Der Petroyuan gewinnt an Dynamik, da vier wichtige globale Märkte konvergierende Signale senden. Physisches Öl, Aktienbewertungen, Yuan-Abrechnungen und Lieferketten für Seltene Erden driften alle von dollarbasierten Systemen weg.
China scheint bei jeder Verschiebung auf der günstigen Seite positioniert zu sein. Die Lücke zwischen physischen und papiergestützten Ölmärkten war seit 2008 nicht mehr so groß, was wachsende Aufmerksamkeit von Analysten auf sich zieht, die weltweit Rohstoff- und Währungsströme verfolgen.
Die Preise für physisches Öl haben sich in den letzten Wochen stark von den Futures-Märkten abgekoppelt. Dated Brent wird jetzt zu 141 $ gehandelt, während Futures bei 107 $ bleiben, eine Preisdifferenz von 34 $. Physisches Dubai erreichte 140 $, und physisches Oman erreichte 166 $. Diese Preisdifferenz ist die größte seit 2008.

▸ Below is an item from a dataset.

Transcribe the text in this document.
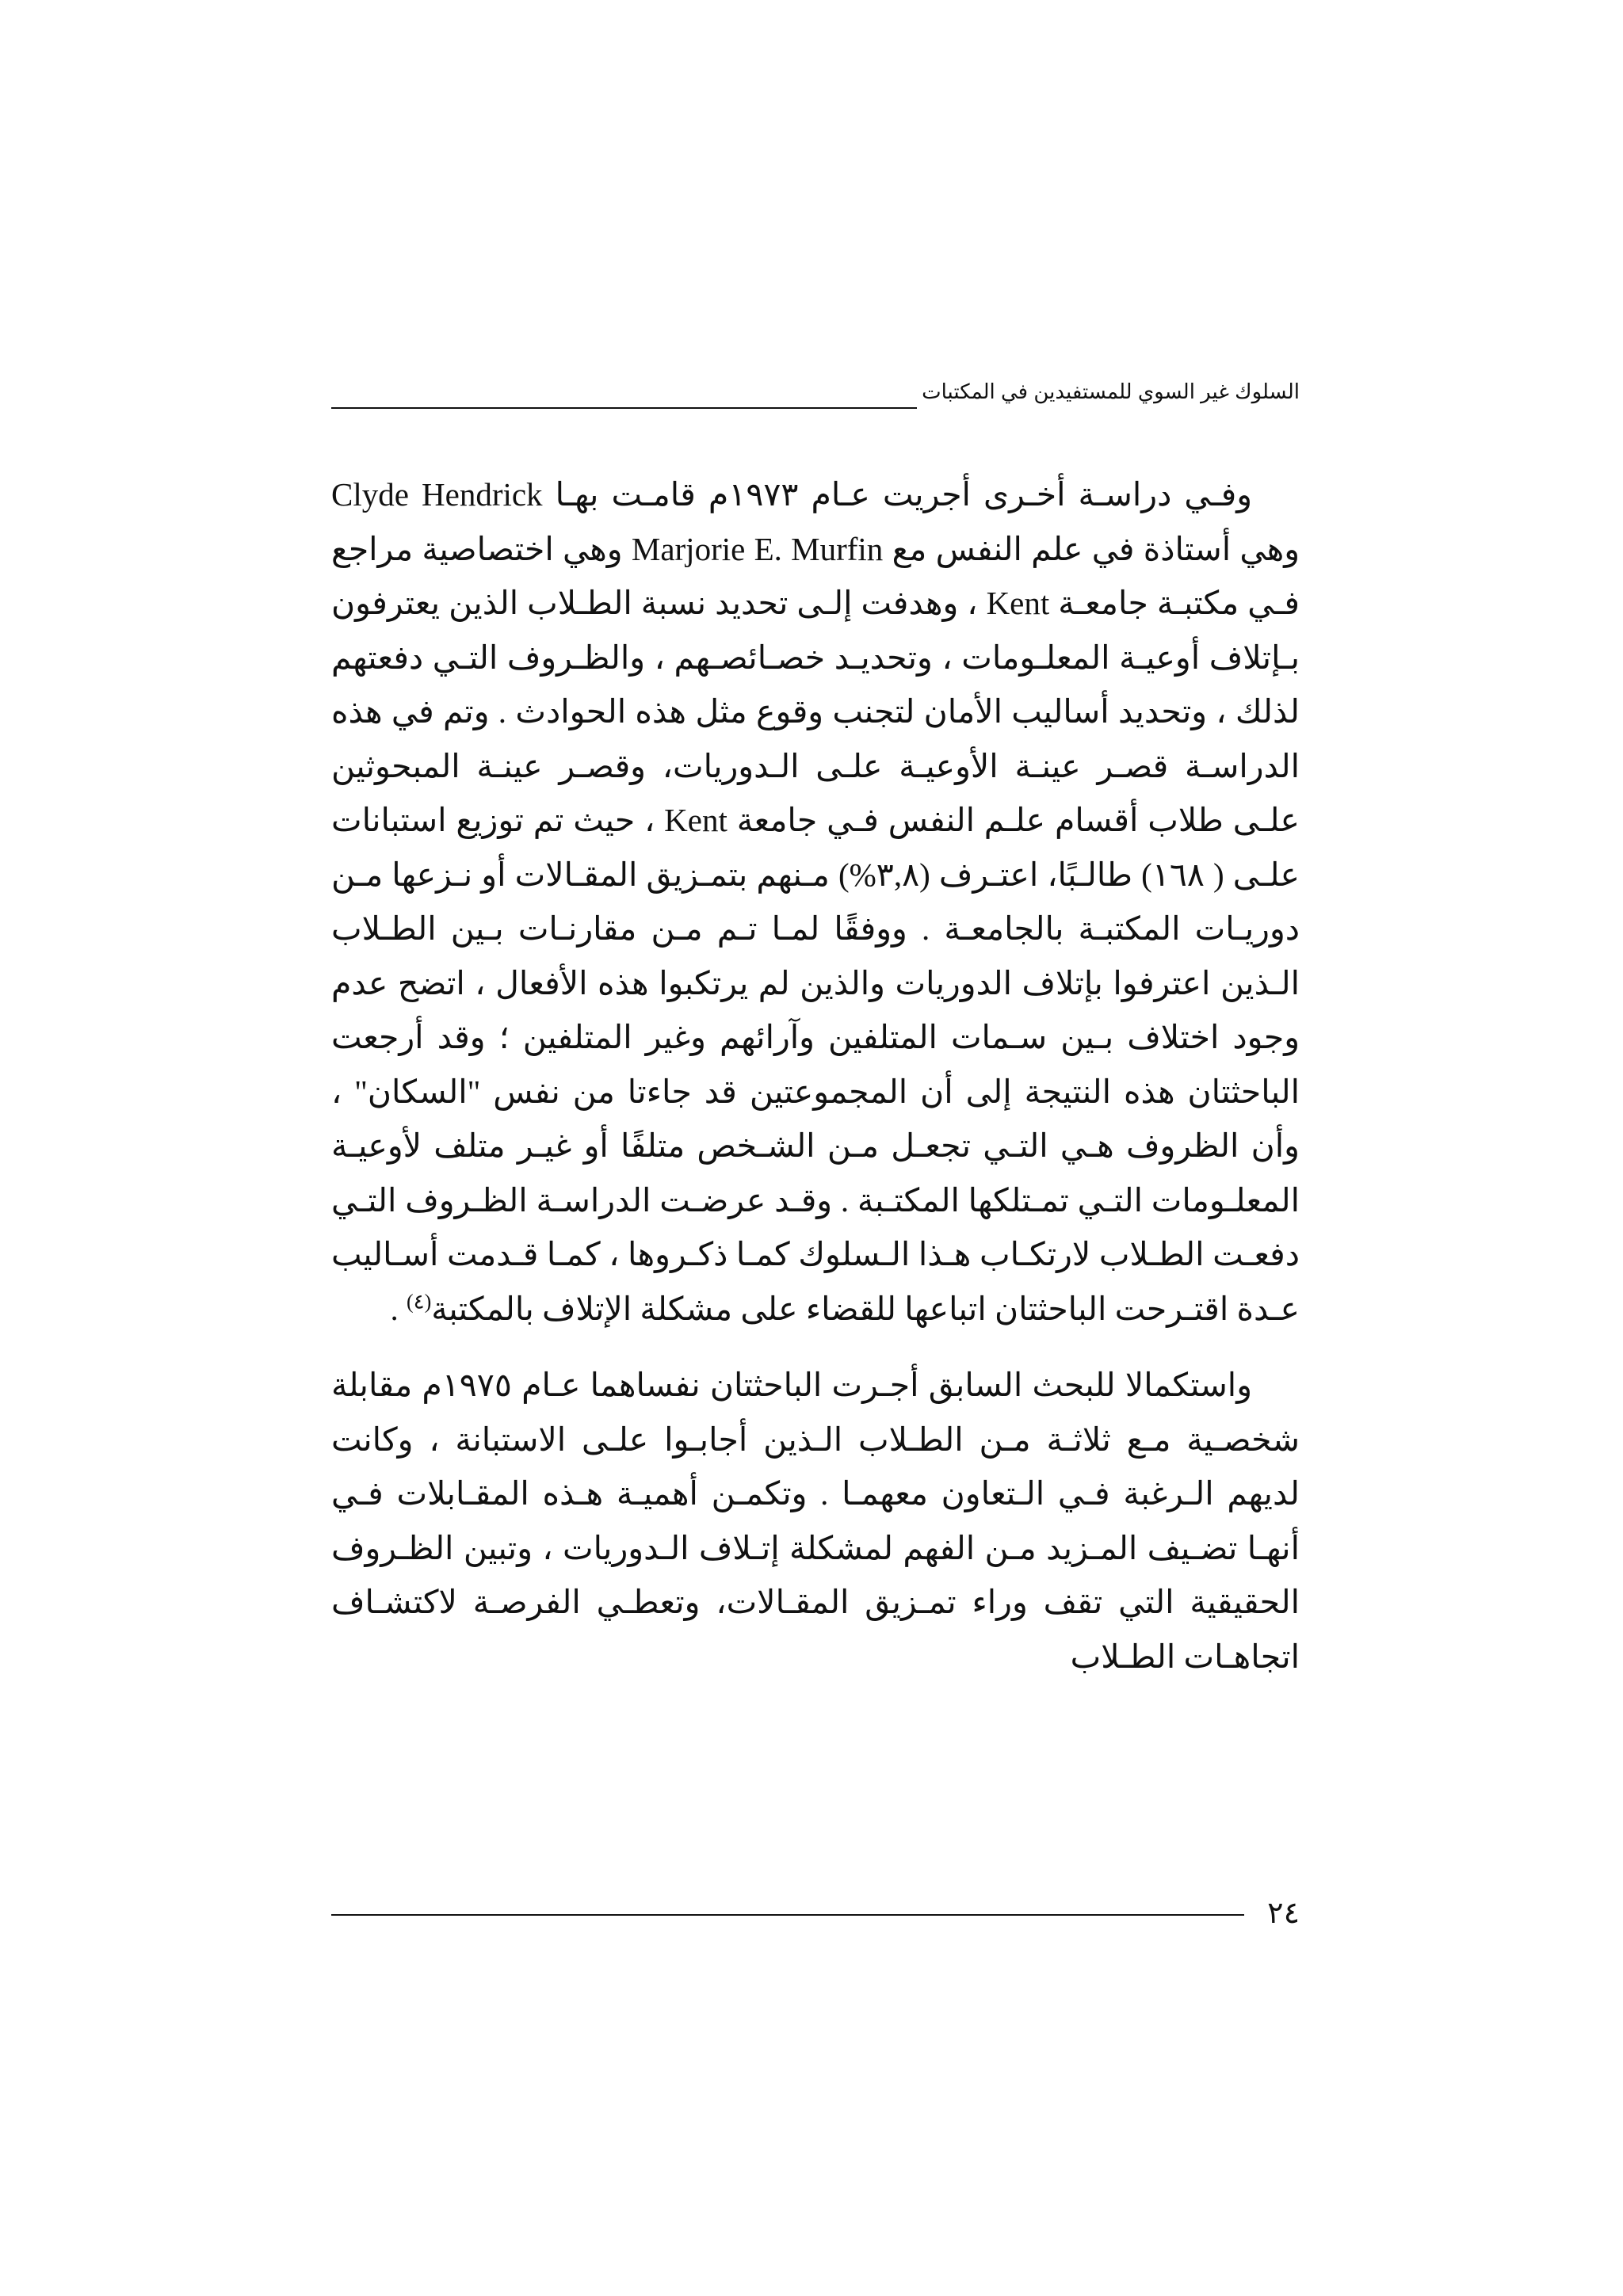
السلوك غير السوي للمستفيدين في المكتبات

وفـي دراسـة أخـرى أجريت عـام ١٩٧٣م قامـت بهـا Clyde Hendrick وهي أستاذة في علم النفس مع Marjorie E. Murfin وهي اختصاصية مراجع فـي مكتبـة جامعـة Kent ، وهدفت إلـى تحديد نسبة الطـلاب الذين يعترفون بـإتلاف أوعيـة المعلـومات ، وتحديـد خصـائصـهم ، والظـروف التـي دفعتهم لذلك ، وتحديد أساليب الأمان لتجنب وقوع مثل هذه الحوادث . وتم في هذه الدراسـة قصـر عينـة الأوعيـة علـى الـدوريات، وقصـر عينـة المبحوثين علـى طلاب أقسام علـم النفس فـي جامعة Kent ، حيث تم توزيع استبانات علـى ( ١٦٨) طالـبًا، اعتـرف (٣,٨%) مـنهم بتمـزيق المقـالات أو نـزعها مـن دوريـات المكتبـة بالجامعـة . ووفقًا لمـا تـم مـن مقارنـات بـين الطـلاب الـذين اعترفوا بإتلاف الدوريات والذين لم يرتكبوا هذه الأفعال ، اتضح عدم وجود اختلاف بـين سـمات المتلفين وآرائهم وغير المتلفين ؛ وقد أرجعت الباحثتان هذه النتيجة إلى أن المجموعتين قد جاءتا من نفس "السكان" ، وأن الظروف هـي التـي تجعـل مـن الشـخص متلفًا أو غيـر متلف لأوعيـة المعلـومات التـي تمـتلكها المكتـبة . وقـد عرضـت الدراسـة الظـروف التـي دفعـت الطـلاب لارتكـاب هـذا الـسلوك كمـا ذكـروها ، كمـا قـدمت أسـاليب عـدة اقتـرحت الباحثتان اتباعها للقضاء على مشكلة الإتلاف بالمكتبة$^{(٤)}$ .

واستكمالا للبحث السابق أجـرت الباحثتان نفساهما عـام ١٩٧٥م مقابلة شخصـية مـع ثلاثـة مـن الطـلاب الـذين أجابـوا علـى الاستبانة ، وكانت لديهم الـرغبة فـي الـتعاون معهمـا . وتكمـن أهميـة هـذه المقـابلات فـي أنهـا تضـيف المـزيد مـن الفهم لمشكلة إتـلاف الـدوريات ، وتبين الظـروف الحقيقية التي تقف وراء تمـزيق المقـالات، وتعطـي الفرصـة لاكتشـاف اتجاهـات الطـلاب

٢٤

Die Aktienmärkte preisen jedoch weiterhin eine vorübergehende Störung ein. Die MAG7 haben seit Beginn des Konflikts 1,1 Billionen $ an Marktkapitalisierung verloren.
Microsoft liegt 32 Prozent unter seinem Höchststand, und der S&P-Technologiesektor ist seit dem 28.02. um 8 Prozent gesunken. Energieaktien stiegen im gleichen Zeitraum um 6,6 Prozent.
Marktanalyst Shanaka Anslem Perera schrieb in sozialen Medien, dass „der Papiermarkt eine Lösung bepreist. Der physische Markt bepreist die Moleküle, die nicht da sind."
Diese Beobachtung spiegelt eine wachsende Kluft zwischen finanzieller Preisbildung und realen Angebotsbedingungen wider. Höhere Gewalt hat sich über zehn Länder ausgebreitet, wobei bisher keine Neustarts gemeldet wurden.
Je länger die Störung andauert, desto mehr Druck baut sich auf papierbasierte Bewertungen auf. Analysten sagen, dass sich die Lücke zwischen physischer Lieferung und finanziellen Ansprüchen ohne tatsächliche Wiederherstellung der Versorgung möglicherweise nicht schließen wird. Die aktuelle Entwicklung deutet auf eine strukturelle, nicht zyklische Verschiebung hin.
Yuan-basierte Ölabrechnungen steigen über Chinas CIPS-Zahlungssystem stark an. Sechsundzwanzig Geisterfrachter haben seit dem 28.02. den Persischen Golf verlassen und Geschäfte in Yuan abgewickelt.
Das tägliche CIPS-Volumen stieg bis zum 09.03. auf 928 Milliarden Renminbi. Der Iran sendet 1,22 Millionen Barrel pro Tag vollständig außerhalb des Dollarsystems nach China.
Der Dollar hält immer noch 58 Prozent der globalen Reserven, aber die Abrechnungsströme verschieben sich. China fängt die Yuan-Volumina ein, die der anhaltende Konflikt täglich generiert.
Die IRGC arbeitet auch daran, diese yuan-basierte Ölarchitektur in ein dauerhaftes Gesetz zu überführen. Das fügt eine regulatorische Ebene hinzu zu dem, was als informelle Vereinbarung begann.
China kontrolliert auch 95 Prozent der weltweiten Produktion und Verarbeitung schwerer Seltener Erden. Im Jahr 2025 eingeführte Exportverbote haben bereits Automobilproduktionslinien in den USA und Europa stillgelegt.
Die amerikanische Diversifizierungsinitiative im Wert von 8,5 Milliarden $ ist noch Jahre davon entfernt, separiertes Dysprosium in großem Maßstab zu produzieren. Es ist kein kurzfristiger Ersatz entstanden.
Die Deutsche Bank beschrieb den Konflikt als die Entstehung des Petroyuan. Analysten sagen jedoch, dass diese Darstellung zu eng gefasst ist.
Der Krieg zeigt, dass die globale Finanzarchitektur auf papiergestützten Ansprüchen beruht, die sich zuverlässig in physische Lieferung umwandeln. Der Ablauf der Befreiung am 19.04. ist das nächste wichtige Datum, das die Märkte genau beobachten.